Как раз в политике хорошо видно, что жажда власти и признания никогда не угасает, она просто не может быть удовлетворена. Чем большей властью обладают люди, тем сильнее побуждение к действиям, в конечном итоге приводящим к бессилию, от которого они хотели убежать: это Гитлер в бункере, это Сталин в своем параноидальном страхе, это Мао, отвергнутый собственным народом, это Наполеон в ссылке, это Милошевич в тюрьме и это тщеславный, хвастающийся Саддам Хусейн в своем убежище.

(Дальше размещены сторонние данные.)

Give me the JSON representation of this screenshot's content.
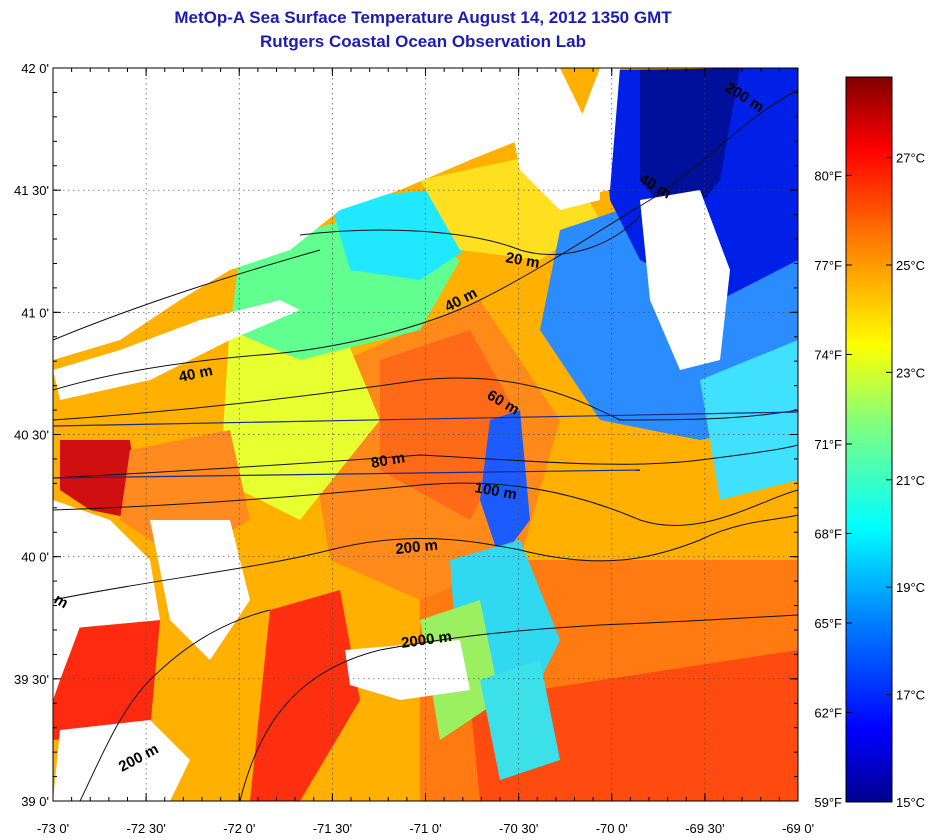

Что заставляло этих людей так злоупотреблять полученной властью, что в конце концов это приводило к бессилию? Я думаю, что их телам была хорошо известна детская беспомощность, потому что организм хранил информацию о ней в своих клетках и желал донести это знание. Но реальность собственного детства так пугала всех этих диктаторов, что они предпочитали уничтожать целые народы, убивать миллионы людей, вместо того чтобы прочувствовать собственную правду.
В этой книге я не буду развивать тему диктаторов, хотя нахожу, что изучение некоторых биографий на многое проливает свет. Я остановлюсь на биографии людей, которые, хоть и были воспитаны на «черной» педагогике, но не чувствовали необходимости обретать бесконечную власть. В отличие от властителей насилия, они направляли подавленные «черной» педагогикой чувства гнева и возмущения не против других, а против самих себя. Они страдали от болезней и различных симптомов или умирали очень рано. Самые талантливые из них становились писателями или художниками и нередко показывали правду в литературе и искусстве, но всегда дистанцировали ее от собственной жизни, за что расплачивались болезнями. Примеры трагических биографий я привожу в первой части книги.
Исследовательская группа в Сан-Диего опросила 17 тысяч человек, средний возраст которых составил 57 лет, на тему: «Каким было их детство и чем они болели в своей жизни». Оказалось, что у детей, с которыми когда-то жестоко обращались, было гораздо больше серьезных заболеваний, чем у тех, кто вырос без насилия и воспитательных побоев. Название этой короткой статьи звучало так: «Как сделать из золота свинец», а комментарий автора, приславшего мне свой труд, гласил: «Результаты однозначные, они о многом говорят, но они скрыты».